In the past, people with Coeliac disease were expected to be underweight, In fact, most people with the condition are either a normal weight or even overweight.
Symptoms in adults
- Severe or occasional diarrhea or constipation
- Excessive extremely smelly wind
- Nausea and vomiting
- Stomach pain, cramping or bloating
- Iron, vitamin B12 or folic acid deficiency
- Sudden or unexpected weight loss or weight gain
- Mouth ulcers
- Acid reflux
- Hair loss
- Lactose intolerance
- Chronic fatigue
- Skin rashes
- Tooth enamel problems
- Liver abnormalities
- Repeated miscarriages or infertility
- Loss of coordination or poor balance
- Numbness and tingling in the hands and feet
Symptoms in children
Coeliac disease can have a different effect on children making them feel tired and irritable,they may also be
- Smaller than normal
- Delayed puberty.
- Weight loss
- Abdominal pain & bloating
- Persistent diarrhea or constipation
- Pale, fatty, foul-smelling stools
What to do if you suspect you have coeliac disease
If you believe you have Coeliac disease you should first discuss it with your doctor, they can carry out a blood test to confirm it. It is important that you DO NOT stop eating gluten at any point during the blood test and the biopsy or your test will not be accurate.

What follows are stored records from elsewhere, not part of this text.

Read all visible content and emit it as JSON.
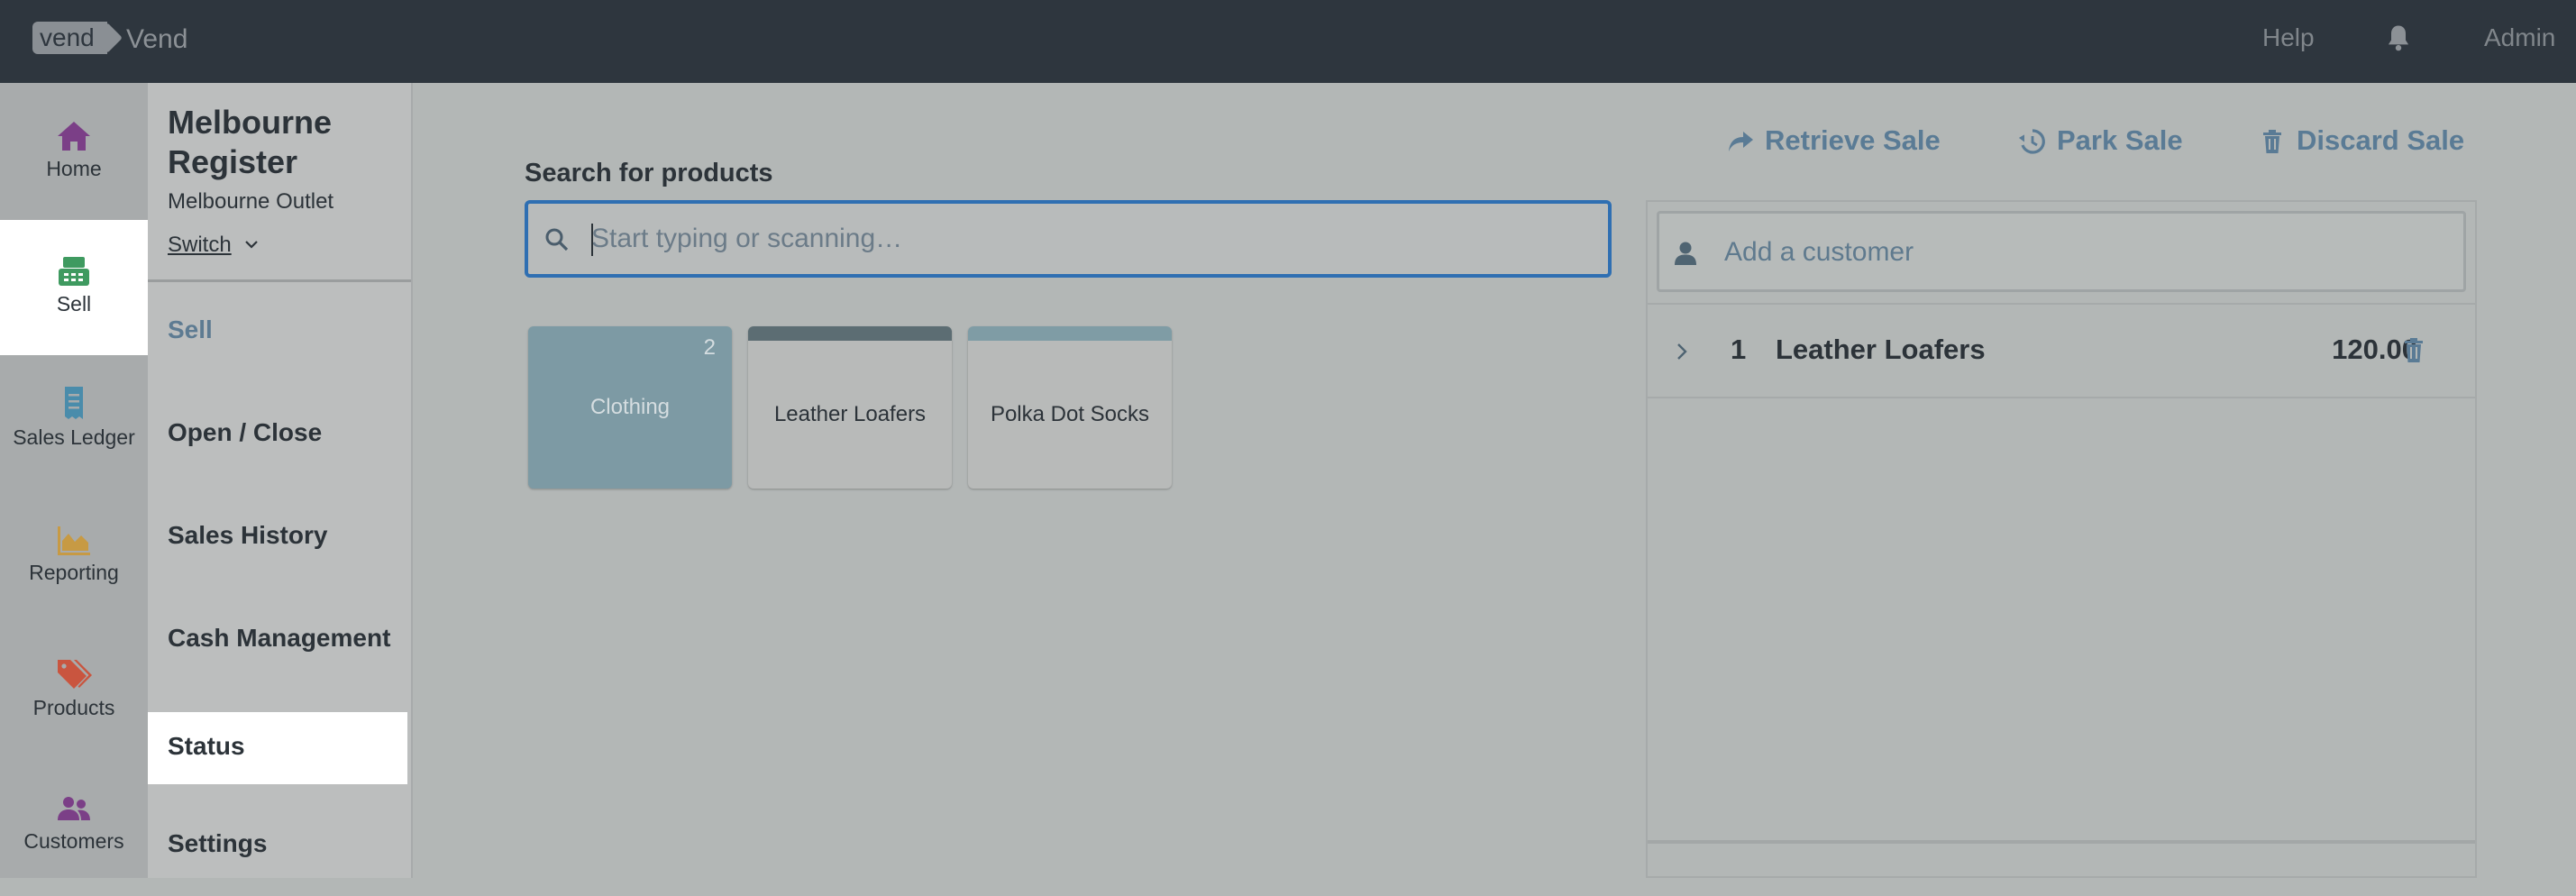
{
  "topbar": {
    "logo_text": "vend",
    "app_name": "Vend",
    "help": "Help",
    "user": "Admin",
    "bell_icon": "bell-icon"
  },
  "leftnav": {
    "items": [
      {
        "label": "Home",
        "icon": "home-icon",
        "color": "#7b3f87"
      },
      {
        "label": "Sell",
        "icon": "register-icon",
        "color": "#3f9a60",
        "active": true
      },
      {
        "label": "Sales Ledger",
        "icon": "receipt-icon",
        "color": "#4a8cab"
      },
      {
        "label": "Reporting",
        "icon": "area-chart-icon",
        "color": "#c79a44"
      },
      {
        "label": "Products",
        "icon": "tags-icon",
        "color": "#c9553f"
      },
      {
        "label": "Customers",
        "icon": "users-icon",
        "color": "#7b3f87"
      }
    ]
  },
  "register": {
    "title": "Melbourne Register",
    "outlet": "Melbourne Outlet",
    "switch_label": "Switch"
  },
  "subnav": {
    "items": [
      {
        "label": "Sell",
        "current": true
      },
      {
        "label": "Open / Close"
      },
      {
        "label": "Sales History"
      },
      {
        "label": "Cash Management"
      },
      {
        "label": "Status",
        "active": true
      },
      {
        "label": "Settings"
      }
    ]
  },
  "search": {
    "label": "Search for products",
    "placeholder": "Start typing or scanning…",
    "value": ""
  },
  "tiles": [
    {
      "name": "Clothing",
      "type": "folder",
      "count": "2",
      "color": "#7d9aa4"
    },
    {
      "name": "Leather Loafers",
      "type": "product",
      "bar_color": "#5c6d73"
    },
    {
      "name": "Polka Dot Socks",
      "type": "product",
      "bar_color": "#7f9ca5"
    }
  ],
  "actions": {
    "retrieve": "Retrieve Sale",
    "park": "Park Sale",
    "discard": "Discard Sale"
  },
  "sale": {
    "customer_placeholder": "Add a customer",
    "line_items": [
      {
        "qty": "1",
        "name": "Leather Loafers",
        "price": "120.00"
      }
    ]
  },
  "colors": {
    "accent": "#2f6fb2",
    "link": "#5a7b95",
    "topbar": "#2e363e"
  }
}
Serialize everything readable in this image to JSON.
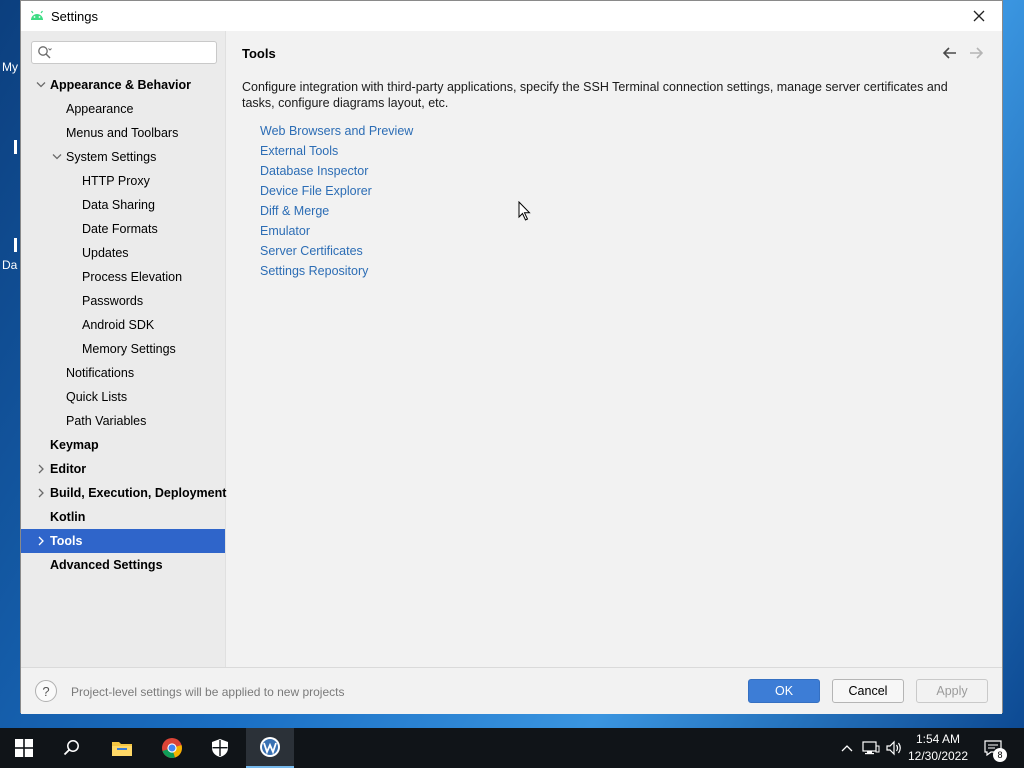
{
  "desktop": {
    "labels": [
      "My",
      "Da"
    ]
  },
  "window": {
    "title": "Settings",
    "close_label": "✕"
  },
  "search": {
    "placeholder": ""
  },
  "sidebar": {
    "items": [
      {
        "label": "Appearance & Behavior",
        "level": 0,
        "bold": true,
        "expanded": true
      },
      {
        "label": "Appearance",
        "level": 1
      },
      {
        "label": "Menus and Toolbars",
        "level": 1
      },
      {
        "label": "System Settings",
        "level": 1,
        "expanded": true
      },
      {
        "label": "HTTP Proxy",
        "level": 2
      },
      {
        "label": "Data Sharing",
        "level": 2
      },
      {
        "label": "Date Formats",
        "level": 2
      },
      {
        "label": "Updates",
        "level": 2
      },
      {
        "label": "Process Elevation",
        "level": 2
      },
      {
        "label": "Passwords",
        "level": 2
      },
      {
        "label": "Android SDK",
        "level": 2
      },
      {
        "label": "Memory Settings",
        "level": 2
      },
      {
        "label": "Notifications",
        "level": 1
      },
      {
        "label": "Quick Lists",
        "level": 1
      },
      {
        "label": "Path Variables",
        "level": 1
      },
      {
        "label": "Keymap",
        "level": 0,
        "bold": true
      },
      {
        "label": "Editor",
        "level": 0,
        "bold": true,
        "collapsed": true
      },
      {
        "label": "Build, Execution, Deployment",
        "level": 0,
        "bold": true,
        "collapsed": true
      },
      {
        "label": "Kotlin",
        "level": 0,
        "bold": true
      },
      {
        "label": "Tools",
        "level": 0,
        "bold": true,
        "collapsed": true,
        "selected": true
      },
      {
        "label": "Advanced Settings",
        "level": 0,
        "bold": true
      }
    ]
  },
  "content": {
    "title": "Tools",
    "description": "Configure integration with third-party applications, specify the SSH Terminal connection settings, manage server certificates and tasks, configure diagrams layout, etc.",
    "links": [
      "Web Browsers and Preview",
      "External Tools",
      "Database Inspector",
      "Device File Explorer",
      "Diff & Merge",
      "Emulator",
      "Server Certificates",
      "Settings Repository"
    ]
  },
  "footer": {
    "help_label": "?",
    "note": "Project-level settings will be applied to new projects",
    "ok_label": "OK",
    "cancel_label": "Cancel",
    "apply_label": "Apply"
  },
  "taskbar": {
    "time": "1:54 AM",
    "date": "12/30/2022",
    "notification_count": "8",
    "apps": [
      "windows-start-icon",
      "search-icon",
      "file-explorer-icon",
      "chrome-icon",
      "windows-security-icon",
      "android-studio-icon"
    ]
  },
  "colors": {
    "selection": "#2f65ca",
    "link": "#2c6db5",
    "ok_button": "#3d7dd6"
  }
}
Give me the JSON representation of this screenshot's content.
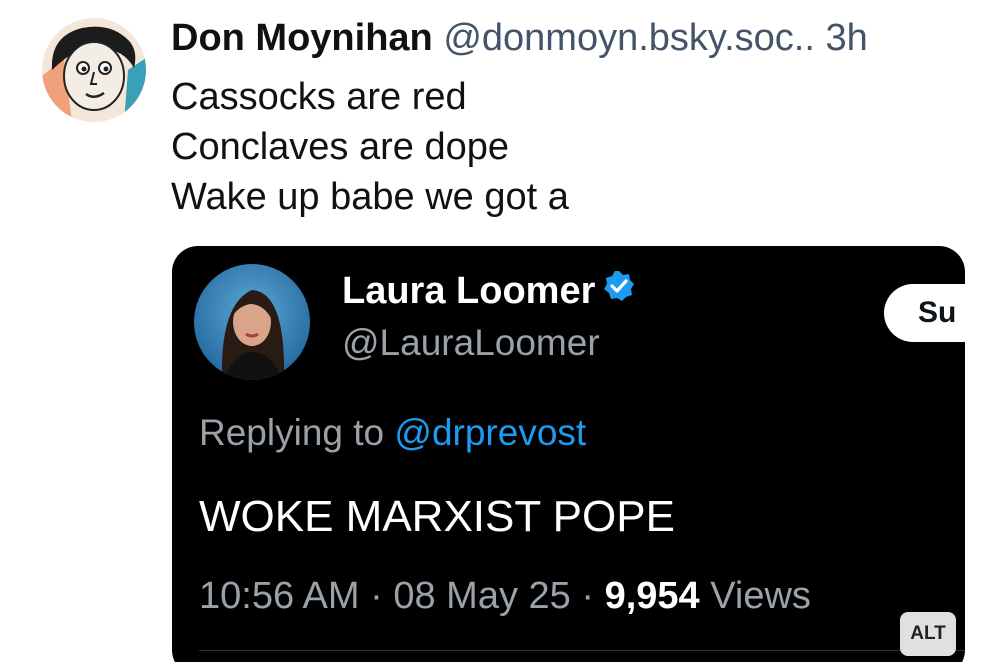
{
  "post": {
    "author": {
      "display_name": "Don Moynihan",
      "handle": "@donmoyn.bsky.soc..",
      "avatar_icon": "cartoon-face-avatar"
    },
    "time_ago": "3h",
    "text_lines": [
      "Cassocks are red",
      "Conclaves are dope",
      "Wake up babe we got a"
    ]
  },
  "embed": {
    "author": {
      "display_name": "Laura Loomer",
      "handle": "@LauraLoomer",
      "verified_icon": "verified-badge-icon"
    },
    "subscribe_label": "Su",
    "replying_prefix": "Replying to",
    "replying_mention": "@drprevost",
    "body": "WOKE MARXIST POPE",
    "time": "10:56 AM",
    "separator": "·",
    "date": "08 May 25",
    "views_count": "9,954",
    "views_label": "Views",
    "alt_label": "ALT"
  },
  "colors": {
    "background": "#ffffff",
    "text_primary": "#111111",
    "text_secondary": "#43536a",
    "embed_background": "#000000",
    "embed_secondary": "#9aa1a8",
    "mention": "#1d9bf0",
    "verified": "#1d9bf0"
  }
}
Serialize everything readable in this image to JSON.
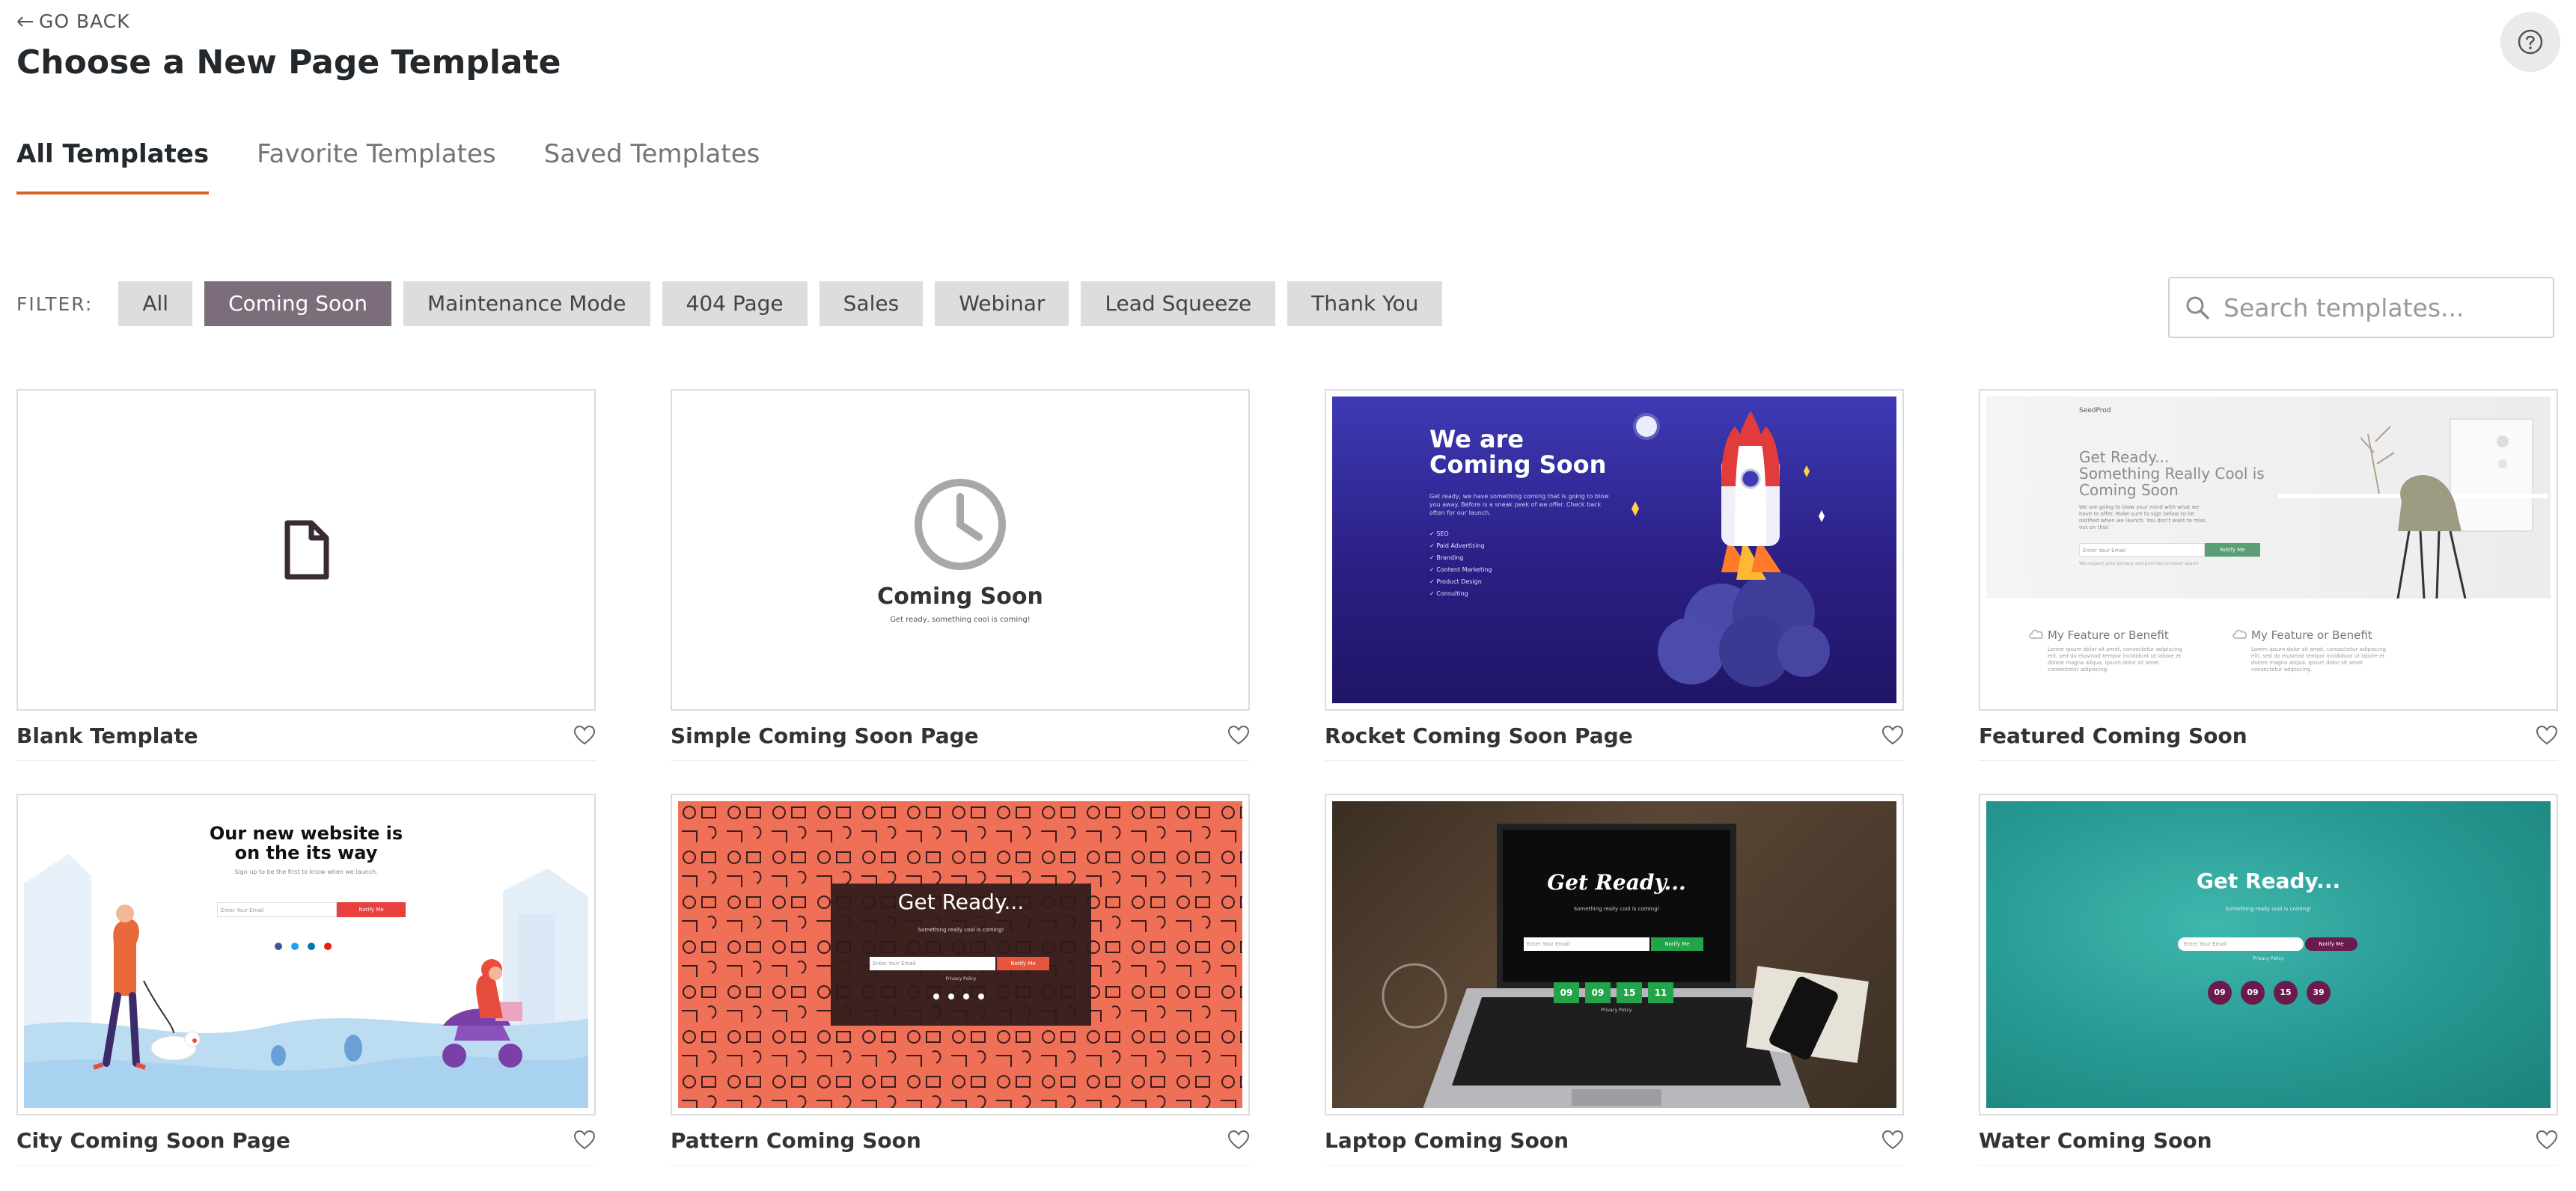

Firstly you need to make an appointment with your GP to discuss your symptoms, some doctors are still uneducated about coeliac disease and will sometimes give you the wrong information.
Some doctors are even advising patients to give up gluten before your test, if you give up gluten before you get tested your body may not show the anti-bodies which will mean your test will be inaccurate.
It is important that you DO NOT stop eating gluten for the entire time you are being tested (blood test and biopsy), this can be as long as 3-4 months.
It is harder to reintroduce gluten once you have cut it out due to the severity of symptoms it causes, some patients find that they feel too ill to reintroduce for the 6 week period that is needed and give up on getting a diagnosis.
How do I get a diagnosis?
There are 2 parts to diagnosing coeliac disease
A simple blood test which checks for antibodies – it is possible to have a negative test and yet still have coeliac disease.
A biopsy (Do not go gluten free until after you have the biopsy) if you have a positive blood test you’re GP will refer you to a gastroenterologist where a gut biopsy will be carried out, once you have had the gut biopsy it is safe to start a gluten-free diet.
Diagnosing coeliac disease in children
A child who has had a positive blood test may not always be sent for a biopsy, new information published by Coeliac UK and the British society of paediatric gastroenterology, hepatology and nutrition (BSPGHAN) states that if children with coeliac disease symptoms, who have a high level of antibodies in the blood test and who also have the genes for coeliac disease may not need to have a biopsy confirming a diagnosis.
To make sure the correct diagnosis is carried out your child will be referred to a gastroenterologist for the appropriate tests.